Limitations & Future Work

  1. Only a 3-frame window: The current design exploits only one preceding and one following frame (3-frame window), which may be insufficient for fast motion or long-range temporal dependencies; larger windows could further improve performance at the cost of additional computation.
  2. Frozen optical flow estimator: SEA-RAFT is used as a pre-trained, frozen optical flow estimator without end-to-end joint training, potentially limiting adaptation to specific fusion scenarios (e.g., non-natural motion in medical images).
  3. Limited medical fusion data: MVF contains only 49 training and 8 test scenes with an average of 27 frames, constraining data scale and diversity, which may limit generalization.
  4. Computational overhead: Encoding three frames from each of two streams, plus four optical flow estimations and four warping operations, substantially increases inference cost compared to single-frame methods.
  5. Limitations of evaluation metrics: BiSWE and MS2R still rely on optical flow estimation, whose accuracy is bounded by the optical flow estimator itself.
  6. Alternative temporal modeling not explored: Approaches such as 3D convolutions, temporal attention, or state space models are not compared as alternatives.

  • Discriminative fusion methods (CDDFuse, EMMA, TC-MoA, FILM, ReFusion): Most existing state-of-the-art image fusion methods are discriminative models (CNN/Transformer); UniVF extends these by introducing the temporal dimension.
  • Generative fusion (DDFM, GAN-based): Diffusion models and GANs model latent space manifolds to produce richer detail, but ensuring temporal consistency is more challenging.
  • Optical flow utilization in video restoration/enhancement: UniVF's optical flow warping strategy directly draws on experience from video super-resolution and video inpainting (e.g., BasicVSR++).
  • Restormer: As the backbone network, Restormer's transposed self-attention mechanism has proven effective in image restoration tasks.
  • Trend toward unified fusion models (TC-MoA, FILM, ReFusion): Recent works have begun exploring cross-task unified fusion; UniVF extends this trend to the video domain.
  • Insights: The data construction methodology presented in this paper (physics-based synthesis + rigorous filtering of existing data) offers strong reference value for other domains lacking paired video data.
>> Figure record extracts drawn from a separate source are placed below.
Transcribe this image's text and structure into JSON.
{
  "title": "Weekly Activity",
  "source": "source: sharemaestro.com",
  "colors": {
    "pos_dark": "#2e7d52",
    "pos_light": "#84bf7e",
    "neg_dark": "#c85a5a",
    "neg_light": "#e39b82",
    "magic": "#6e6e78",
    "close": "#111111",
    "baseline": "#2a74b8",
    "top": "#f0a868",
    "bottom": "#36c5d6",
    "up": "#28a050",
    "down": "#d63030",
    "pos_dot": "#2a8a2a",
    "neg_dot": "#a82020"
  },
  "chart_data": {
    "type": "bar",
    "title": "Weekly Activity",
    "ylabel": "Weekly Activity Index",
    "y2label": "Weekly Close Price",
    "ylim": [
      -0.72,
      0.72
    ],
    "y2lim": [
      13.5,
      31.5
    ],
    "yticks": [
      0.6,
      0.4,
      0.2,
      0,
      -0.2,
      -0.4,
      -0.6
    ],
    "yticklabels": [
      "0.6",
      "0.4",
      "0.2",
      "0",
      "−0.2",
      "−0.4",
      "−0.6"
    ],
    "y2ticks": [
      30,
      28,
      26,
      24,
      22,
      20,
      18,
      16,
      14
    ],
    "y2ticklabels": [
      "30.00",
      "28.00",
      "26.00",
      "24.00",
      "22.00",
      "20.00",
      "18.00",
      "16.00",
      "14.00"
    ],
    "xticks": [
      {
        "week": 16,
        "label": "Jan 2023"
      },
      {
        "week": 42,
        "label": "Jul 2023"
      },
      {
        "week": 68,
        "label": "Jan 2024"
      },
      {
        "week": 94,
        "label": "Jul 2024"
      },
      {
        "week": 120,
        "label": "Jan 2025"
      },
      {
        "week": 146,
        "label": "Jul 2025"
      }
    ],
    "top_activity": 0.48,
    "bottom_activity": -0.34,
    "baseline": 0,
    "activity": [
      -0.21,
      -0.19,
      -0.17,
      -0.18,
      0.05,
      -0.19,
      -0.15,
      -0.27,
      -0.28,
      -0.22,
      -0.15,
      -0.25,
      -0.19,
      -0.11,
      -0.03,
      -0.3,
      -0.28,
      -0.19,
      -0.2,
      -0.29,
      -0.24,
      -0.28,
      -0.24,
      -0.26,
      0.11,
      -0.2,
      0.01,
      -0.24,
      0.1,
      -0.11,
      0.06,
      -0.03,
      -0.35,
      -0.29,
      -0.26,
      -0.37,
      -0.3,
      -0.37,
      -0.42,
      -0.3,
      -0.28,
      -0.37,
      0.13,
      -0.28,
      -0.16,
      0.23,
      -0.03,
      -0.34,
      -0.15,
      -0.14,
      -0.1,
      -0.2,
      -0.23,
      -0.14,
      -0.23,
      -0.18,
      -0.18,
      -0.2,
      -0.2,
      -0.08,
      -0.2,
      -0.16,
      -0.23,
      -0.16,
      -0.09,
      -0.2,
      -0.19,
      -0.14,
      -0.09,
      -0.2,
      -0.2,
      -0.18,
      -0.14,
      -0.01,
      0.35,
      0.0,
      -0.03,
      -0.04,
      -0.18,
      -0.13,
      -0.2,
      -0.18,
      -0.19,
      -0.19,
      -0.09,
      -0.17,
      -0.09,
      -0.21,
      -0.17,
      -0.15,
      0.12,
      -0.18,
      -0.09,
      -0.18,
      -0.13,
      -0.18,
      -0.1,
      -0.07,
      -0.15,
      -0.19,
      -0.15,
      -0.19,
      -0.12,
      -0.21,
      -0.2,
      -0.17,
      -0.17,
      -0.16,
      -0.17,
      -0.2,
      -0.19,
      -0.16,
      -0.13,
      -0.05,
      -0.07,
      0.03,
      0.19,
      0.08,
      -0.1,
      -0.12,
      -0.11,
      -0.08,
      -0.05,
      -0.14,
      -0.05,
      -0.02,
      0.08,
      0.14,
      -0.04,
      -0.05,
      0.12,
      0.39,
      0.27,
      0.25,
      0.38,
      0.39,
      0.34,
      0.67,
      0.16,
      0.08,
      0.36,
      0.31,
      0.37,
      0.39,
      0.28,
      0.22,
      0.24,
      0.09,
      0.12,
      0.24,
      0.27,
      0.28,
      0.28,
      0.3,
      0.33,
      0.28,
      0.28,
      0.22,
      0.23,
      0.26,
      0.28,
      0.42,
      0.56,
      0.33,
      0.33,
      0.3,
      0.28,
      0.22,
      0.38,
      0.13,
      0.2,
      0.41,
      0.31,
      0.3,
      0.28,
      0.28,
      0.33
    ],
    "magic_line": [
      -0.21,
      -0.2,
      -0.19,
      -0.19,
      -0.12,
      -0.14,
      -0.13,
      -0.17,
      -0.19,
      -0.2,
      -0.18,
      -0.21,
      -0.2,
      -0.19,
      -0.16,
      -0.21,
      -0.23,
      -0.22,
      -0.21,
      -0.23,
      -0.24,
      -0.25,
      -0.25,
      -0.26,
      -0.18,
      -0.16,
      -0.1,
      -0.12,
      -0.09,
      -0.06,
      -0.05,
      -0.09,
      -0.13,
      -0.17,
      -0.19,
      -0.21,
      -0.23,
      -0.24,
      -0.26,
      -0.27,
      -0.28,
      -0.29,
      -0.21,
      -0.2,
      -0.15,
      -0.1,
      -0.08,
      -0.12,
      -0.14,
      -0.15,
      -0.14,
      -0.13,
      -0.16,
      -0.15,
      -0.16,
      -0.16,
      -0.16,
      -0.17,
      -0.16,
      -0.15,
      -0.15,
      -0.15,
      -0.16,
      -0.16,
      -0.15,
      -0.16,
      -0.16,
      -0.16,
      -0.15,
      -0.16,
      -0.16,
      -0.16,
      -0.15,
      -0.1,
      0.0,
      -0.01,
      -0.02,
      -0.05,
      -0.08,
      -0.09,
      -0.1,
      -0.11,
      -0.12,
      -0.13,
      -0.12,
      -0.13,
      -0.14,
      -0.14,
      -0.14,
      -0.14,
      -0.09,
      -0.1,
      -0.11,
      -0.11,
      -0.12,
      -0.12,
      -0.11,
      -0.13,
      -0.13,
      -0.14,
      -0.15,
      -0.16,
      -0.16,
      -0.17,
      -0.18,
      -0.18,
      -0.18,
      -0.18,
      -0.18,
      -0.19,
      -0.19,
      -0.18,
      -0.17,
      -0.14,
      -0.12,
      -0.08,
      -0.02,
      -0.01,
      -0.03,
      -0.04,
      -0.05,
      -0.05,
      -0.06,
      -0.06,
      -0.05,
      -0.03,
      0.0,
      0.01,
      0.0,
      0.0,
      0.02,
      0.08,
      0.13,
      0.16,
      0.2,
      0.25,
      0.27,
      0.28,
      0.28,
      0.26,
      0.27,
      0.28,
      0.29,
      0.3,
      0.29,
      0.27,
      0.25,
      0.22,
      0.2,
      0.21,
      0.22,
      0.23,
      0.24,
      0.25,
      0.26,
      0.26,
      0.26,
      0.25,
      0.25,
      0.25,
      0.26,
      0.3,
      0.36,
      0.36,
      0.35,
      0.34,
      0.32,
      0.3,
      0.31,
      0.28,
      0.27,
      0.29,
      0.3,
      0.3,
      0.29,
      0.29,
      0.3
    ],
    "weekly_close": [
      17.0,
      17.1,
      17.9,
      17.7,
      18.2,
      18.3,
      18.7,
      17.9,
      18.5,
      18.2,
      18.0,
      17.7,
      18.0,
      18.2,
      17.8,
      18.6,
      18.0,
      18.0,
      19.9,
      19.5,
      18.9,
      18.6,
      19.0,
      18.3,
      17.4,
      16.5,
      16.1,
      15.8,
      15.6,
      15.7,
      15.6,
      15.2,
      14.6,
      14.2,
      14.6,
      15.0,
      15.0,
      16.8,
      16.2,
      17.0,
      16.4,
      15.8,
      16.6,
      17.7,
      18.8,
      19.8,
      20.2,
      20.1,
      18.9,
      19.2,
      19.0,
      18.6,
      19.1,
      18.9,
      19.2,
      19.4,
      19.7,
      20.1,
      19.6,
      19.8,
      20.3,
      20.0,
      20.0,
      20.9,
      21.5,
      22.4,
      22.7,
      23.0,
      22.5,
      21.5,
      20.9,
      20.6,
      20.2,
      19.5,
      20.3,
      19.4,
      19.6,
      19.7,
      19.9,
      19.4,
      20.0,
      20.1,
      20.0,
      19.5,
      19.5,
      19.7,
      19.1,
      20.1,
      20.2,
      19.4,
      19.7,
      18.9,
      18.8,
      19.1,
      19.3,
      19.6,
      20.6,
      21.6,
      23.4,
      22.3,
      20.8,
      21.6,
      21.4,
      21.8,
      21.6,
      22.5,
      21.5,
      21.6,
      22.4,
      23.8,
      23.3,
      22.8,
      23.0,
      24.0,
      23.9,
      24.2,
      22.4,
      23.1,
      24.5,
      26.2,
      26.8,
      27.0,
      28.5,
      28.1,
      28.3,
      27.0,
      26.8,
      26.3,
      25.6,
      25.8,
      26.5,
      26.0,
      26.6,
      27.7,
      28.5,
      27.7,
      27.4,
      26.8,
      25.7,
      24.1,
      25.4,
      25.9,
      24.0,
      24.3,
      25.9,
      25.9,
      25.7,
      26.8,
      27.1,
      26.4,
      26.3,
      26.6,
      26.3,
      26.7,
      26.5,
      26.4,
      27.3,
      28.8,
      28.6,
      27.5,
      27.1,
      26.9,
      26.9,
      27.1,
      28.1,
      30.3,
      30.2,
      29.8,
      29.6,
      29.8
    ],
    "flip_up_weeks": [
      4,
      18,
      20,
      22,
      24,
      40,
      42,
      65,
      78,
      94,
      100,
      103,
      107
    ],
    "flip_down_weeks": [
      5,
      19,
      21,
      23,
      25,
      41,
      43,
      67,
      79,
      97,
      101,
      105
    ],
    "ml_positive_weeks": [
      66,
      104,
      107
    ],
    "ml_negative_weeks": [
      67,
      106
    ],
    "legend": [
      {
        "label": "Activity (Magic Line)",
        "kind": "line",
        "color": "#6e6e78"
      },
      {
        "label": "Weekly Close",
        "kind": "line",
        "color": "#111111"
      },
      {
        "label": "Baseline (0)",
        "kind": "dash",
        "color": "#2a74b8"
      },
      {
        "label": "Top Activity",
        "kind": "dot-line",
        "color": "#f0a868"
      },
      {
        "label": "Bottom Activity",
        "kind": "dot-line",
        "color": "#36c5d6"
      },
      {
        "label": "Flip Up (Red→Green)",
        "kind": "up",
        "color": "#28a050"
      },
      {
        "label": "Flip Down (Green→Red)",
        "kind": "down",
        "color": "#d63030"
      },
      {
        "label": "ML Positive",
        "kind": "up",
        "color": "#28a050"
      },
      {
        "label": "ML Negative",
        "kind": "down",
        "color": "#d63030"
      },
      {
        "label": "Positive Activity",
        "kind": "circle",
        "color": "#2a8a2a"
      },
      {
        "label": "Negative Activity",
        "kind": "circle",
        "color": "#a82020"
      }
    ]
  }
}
The VF-Bench evaluation protocol (joint spatial and temporal assessment) is generalizable to other video generation and editing tasks.

Rating

  • Novelty: ⭐⭐⭐⭐ — First unified video fusion framework and benchmark; the temporal consistency loss design (validity mask) and data generation paradigms are both innovative, though the core technical components (optical flow warping + Restormer) are combinations of existing modules.
  • Experimental Thoroughness: ⭐⭐⭐⭐⭐ — Covers 4 sub-tasks, compares against 7–10 methods, ablation study is well-designed, spatial and temporal metrics are comprehensive, and testing is conducted at both 2K and lower resolutions.
  • Writing Quality: ⭐⭐⭐⭐ — Structure is clear, mathematical derivations are complete, figures and tables are rich, and the data construction process is described in detail.
  • Value: ⭐⭐⭐⭐⭐ — VF-Bench has high field-level value as the first video fusion benchmark, laying a solid foundation for subsequent video fusion research and likely to drive systematic progress in this direction.